VariableList refers to a list, not of predetermined length, of child objects that help define the parent. It is written as { x, y, z, aa, bb, cc } where any argument can be a nested object. ObjectType determines what terms are legal elements of the VariableList. Some ObjectTypes may have a null variable list, which is simply omitted.
Other rules for writing ASL statements are the following:
Multiple blanks are the same as one. Blank, (, ), ‘,’ and newline are all token separators.
// marks the beginning of a comment, which continues from the // to the end of the line.
/* marks the beginning of a comment, which continues from the /* to the next */.
“” (quotes) surround an ASCII string.
Numeric constants can be written in three ways: ordinary decimal, octal (using 0ddd) or hexadecimal, using the notation 0xdd.

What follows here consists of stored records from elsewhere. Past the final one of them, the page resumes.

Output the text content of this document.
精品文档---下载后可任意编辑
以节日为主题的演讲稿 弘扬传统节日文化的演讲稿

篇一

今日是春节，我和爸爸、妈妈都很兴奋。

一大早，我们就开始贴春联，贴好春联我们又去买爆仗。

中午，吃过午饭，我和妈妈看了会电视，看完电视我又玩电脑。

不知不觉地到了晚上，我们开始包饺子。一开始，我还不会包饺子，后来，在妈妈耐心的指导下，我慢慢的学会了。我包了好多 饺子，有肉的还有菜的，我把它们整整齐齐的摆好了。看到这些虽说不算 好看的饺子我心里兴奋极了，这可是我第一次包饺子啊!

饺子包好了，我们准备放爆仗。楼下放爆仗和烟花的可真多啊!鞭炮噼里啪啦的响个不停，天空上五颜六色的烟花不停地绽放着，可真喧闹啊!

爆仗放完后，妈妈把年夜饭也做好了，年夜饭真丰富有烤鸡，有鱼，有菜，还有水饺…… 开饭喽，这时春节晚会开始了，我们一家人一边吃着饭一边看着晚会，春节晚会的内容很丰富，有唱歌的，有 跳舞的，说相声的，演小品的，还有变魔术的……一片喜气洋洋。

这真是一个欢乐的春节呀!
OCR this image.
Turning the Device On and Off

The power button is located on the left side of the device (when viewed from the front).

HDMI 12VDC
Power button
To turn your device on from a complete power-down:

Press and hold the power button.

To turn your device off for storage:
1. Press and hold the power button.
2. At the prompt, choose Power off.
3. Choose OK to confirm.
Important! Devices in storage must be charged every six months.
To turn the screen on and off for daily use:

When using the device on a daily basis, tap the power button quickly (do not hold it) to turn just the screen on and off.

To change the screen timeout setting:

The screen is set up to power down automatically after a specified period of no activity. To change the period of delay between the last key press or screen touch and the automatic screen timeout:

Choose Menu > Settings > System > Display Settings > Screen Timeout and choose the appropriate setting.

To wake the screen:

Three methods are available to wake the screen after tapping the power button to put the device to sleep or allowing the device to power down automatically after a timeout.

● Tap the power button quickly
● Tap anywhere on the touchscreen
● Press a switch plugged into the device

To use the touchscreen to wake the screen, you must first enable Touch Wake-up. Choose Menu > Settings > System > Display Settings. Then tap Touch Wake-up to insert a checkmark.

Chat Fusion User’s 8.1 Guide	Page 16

Nothing indicates an empty item. For example, { Nothing } is equivalent to {}.
ASL Grammar Notation
The notation used to express the ASL grammar is specified in the following table.
Table 18 1 ASL Grammar Notation
Notation Convention
Description
Example
Term := Term Term …
The term to the left of := can be expanded into the sequence of terms on the right.
aterm := bterm cterm means that aterm can be expanded into the two-term sequence of bterm followed by cterm.
Angle brackets (< > )
Used to group items.
| means either
a b or c d.
Arrow (=>)
Indicates required run-time reduction of an ASL argument to an AML data type. Means “reduces to” or “evaluates to” at run-time.
“TermArg => Integer” means that the argument must be an ASL TermArg that must resolve to an Integer data type when it is evaluated by an AML interpreter.
Bar symbol ( | )
Separates alternatives.
aterm := bterm | means the following constructs are possible:
bterm
cterm dterm
aterm := dterm means the following constructs are possible:
bterm dterm
cterm dterm
Term Term Term
Terms separated from each other by spaces form an ordered list.
N/A
Word in bold
Denotes the name of a term in the ASL grammar, representing any instance of such a term. ASL terms are not case-sensitive.
In the following ASL term definition:
ThermalZone (ZoneName) {ObjectList}
the item in bold is the name of the term.
Word in italics
Names of arguments to objects that are replaced for a given instance.
In the following ASL term definition:
ThermalZone (ZoneName) {ObjectList}
the italicized item is an argument. The item that is not bolded or italicized is defined elsewhere in the ASL grammar.
Single quotes (‘ ’)
Indicate constant characters.
‘A’
0xdd
Refers to a byte value expressed as two hexadecimal digits.
0x21 means a value of hexadecimal 21, or decimal 37. Notice that a value expressed in hexadecimal must start with a leading zero (0).
Dash character ( - )
Indicates a range.
1-9 means a single digit in the range 1 to 9 inclusive.